David Russell Mosley
21 November 2016
The Edge of Elfland
Hudson, New Hampshire
There are so many things happening that I’d like to write to you about. For instance, a few weeks ago the Acton Institute published an essay about bringing back child labor. Their article was partially a response to another article suggesting the same thing. Hopefully, I’ll get to that eventually. I’ve just finished reading Peter Wohlleben’s The Hidden Life of Trees and need to do a review of it. And, of course, there’s everything that is going on in our world, and particularly our country right now, like Trump’s White Supremac… I mean “Alt-Right” staff choices; Mike Pence and the cast of Hamilton; Fr. Frank Pavone of Priests for Life infamy (thanks to placing an aborted fetus on an altar in order to encourage people to vote for Donald Trump) telling people to boycott Hamilton because we have to support our elected officials; and of course the continued maltreatment of protesters at Standing Rock. Thankfully, my fellow writers here at Patheos Catholic are ably discussing many of these issues. This allows me to turn, somewhat, from darkness to light.

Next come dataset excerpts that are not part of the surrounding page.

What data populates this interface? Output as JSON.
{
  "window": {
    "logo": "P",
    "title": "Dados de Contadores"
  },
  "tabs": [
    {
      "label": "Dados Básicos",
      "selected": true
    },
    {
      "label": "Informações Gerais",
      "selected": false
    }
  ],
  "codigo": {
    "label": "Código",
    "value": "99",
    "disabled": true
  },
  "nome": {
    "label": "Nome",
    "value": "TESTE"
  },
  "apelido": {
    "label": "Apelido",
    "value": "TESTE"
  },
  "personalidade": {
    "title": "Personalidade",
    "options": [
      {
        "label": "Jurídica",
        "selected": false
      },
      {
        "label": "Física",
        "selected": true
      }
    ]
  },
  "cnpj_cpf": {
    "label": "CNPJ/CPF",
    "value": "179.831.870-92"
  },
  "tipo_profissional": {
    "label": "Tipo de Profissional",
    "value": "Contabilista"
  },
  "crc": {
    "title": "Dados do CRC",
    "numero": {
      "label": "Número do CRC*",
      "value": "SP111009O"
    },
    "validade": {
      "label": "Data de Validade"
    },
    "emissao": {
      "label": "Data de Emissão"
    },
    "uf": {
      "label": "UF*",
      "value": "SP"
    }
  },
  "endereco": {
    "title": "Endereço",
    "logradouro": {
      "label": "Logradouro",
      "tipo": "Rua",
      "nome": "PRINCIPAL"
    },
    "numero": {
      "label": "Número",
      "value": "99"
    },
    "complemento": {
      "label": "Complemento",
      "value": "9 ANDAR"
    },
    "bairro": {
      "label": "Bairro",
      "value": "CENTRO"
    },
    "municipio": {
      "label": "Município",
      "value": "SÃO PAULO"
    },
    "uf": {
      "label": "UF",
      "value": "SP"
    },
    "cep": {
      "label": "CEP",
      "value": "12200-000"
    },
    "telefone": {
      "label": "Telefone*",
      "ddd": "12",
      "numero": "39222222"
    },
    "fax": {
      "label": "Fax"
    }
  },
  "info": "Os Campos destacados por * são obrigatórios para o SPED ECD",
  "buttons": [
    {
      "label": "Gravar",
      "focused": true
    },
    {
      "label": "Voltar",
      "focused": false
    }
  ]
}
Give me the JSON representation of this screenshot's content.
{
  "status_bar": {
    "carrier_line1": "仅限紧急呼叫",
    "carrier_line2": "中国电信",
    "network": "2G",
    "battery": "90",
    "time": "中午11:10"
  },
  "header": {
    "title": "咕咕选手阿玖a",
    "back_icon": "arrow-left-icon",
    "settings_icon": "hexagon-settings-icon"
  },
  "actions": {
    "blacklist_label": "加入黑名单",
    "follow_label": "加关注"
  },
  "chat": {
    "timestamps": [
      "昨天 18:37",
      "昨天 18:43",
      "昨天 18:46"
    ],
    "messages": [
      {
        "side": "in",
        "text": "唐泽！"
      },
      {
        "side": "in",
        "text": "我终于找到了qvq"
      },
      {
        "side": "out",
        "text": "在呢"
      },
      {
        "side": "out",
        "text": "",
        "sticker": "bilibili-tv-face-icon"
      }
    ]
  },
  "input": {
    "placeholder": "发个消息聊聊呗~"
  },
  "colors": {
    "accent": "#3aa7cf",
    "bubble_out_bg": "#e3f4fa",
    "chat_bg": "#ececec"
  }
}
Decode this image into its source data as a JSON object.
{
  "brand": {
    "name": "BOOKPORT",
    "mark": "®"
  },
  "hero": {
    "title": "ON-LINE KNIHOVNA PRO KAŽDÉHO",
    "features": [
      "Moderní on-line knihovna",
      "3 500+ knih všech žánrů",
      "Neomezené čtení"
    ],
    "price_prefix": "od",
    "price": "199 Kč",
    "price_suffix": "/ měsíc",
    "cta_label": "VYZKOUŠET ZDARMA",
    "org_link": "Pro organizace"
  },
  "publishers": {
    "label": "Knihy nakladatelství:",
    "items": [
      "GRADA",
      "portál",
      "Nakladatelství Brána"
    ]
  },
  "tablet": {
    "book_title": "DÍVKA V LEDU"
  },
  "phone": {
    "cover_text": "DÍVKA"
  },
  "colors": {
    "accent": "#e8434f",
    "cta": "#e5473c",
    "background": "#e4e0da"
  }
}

Today is the day on which JFK, Aldous Huxley, and C.S. Lewis all died in 1963. While much has been made of the fact that all three men died on the same day, I want to focus on Lewis. He is an author whose effect on me cannot be properly quantified. I not only know what I know, but am who I am today in large part because of the works and legacy of C. S. Lewis. His works, which I first discovered when I was an elementary schoolboy helped shape, even baptize my imagination, in the same way that George MacDonald’s Phantastes baptized his own. I was not, when I first encountered Lewis’ works a Christian, of course I wasn’t an adult (young or otherwise) yet either as he was when he encountered MacDonald. But still, my first trip into Narnia helped give shape to my thoughts and beliefs even then.
Prior to becoming a Christian or learning much about Christianity, I was actually something of a pagan. As a young child I was thoroughly fascinated with the world of Greco-Roman myth, reading every book available to me in my school’s library. I can still remember a day in fourth grade, when I was in tears because a fellow student and I had been arguing over whether the Greek gods exist currently. I was firmly for, he was firmly against. When I came to Narnia, here I discovered fauns and satyrs, dryads, naiads, and hamadryads and more. Lewis helped provide a context for my understanding of the world that included the possibility of beings other than ourselves. This, along with a fervent belief in Santa Claus that in once sense lasted until I was 12 and in another lasts until today, helped shape my view of the world as place where things and beings that we can’t always see firmly belong. These beliefs paved the way for my teenage self to accept the existence of God and that he had sent his Son.
Of course, as I grew up, and particularly as I became a Christian, my reading of Lewis expanded into more of his works, and deepened as I began to understand them better. But rather than cause me to leave behind my beliefs in fairies, and gods, and Santa it provided a deeper context for them to be real in ways less than evident to us. Lewis (along with Tolkien and others) provided the framework for me to accept Denys’ Celestial Hierarchy, Maximus’ mystagogy and his understanding of the human person as a microcosm, Aquinas’ analogy of being, or Milbank’s participatory ontology (not that any of these things are entirely exclusive to the authors listed with them). Angels, visions, mystical experiences, sacraments, all of this has become real to me and not just known by me and it is because of Lewis and others that I was able to accept these understandings of reality. The pre-modern, in fact the ancient, world in which I steeped myself and which Lewis helped re-contextualize for me aided me in not being quite so bound by modernity as others might be (though I am still more bound by it than I would care to admit).
So today, I hope you will join me in raising a glass to Lewis, and reading something he’s written. He was an excellent essayist as well as novelist and “apologist” so there’s plenty of short material to read. But whatever you do, remember Lewis. Even if you think him overrated, and there are plenty who do, remember that he helped people like me and prepared the ground for our acceptance of Christ.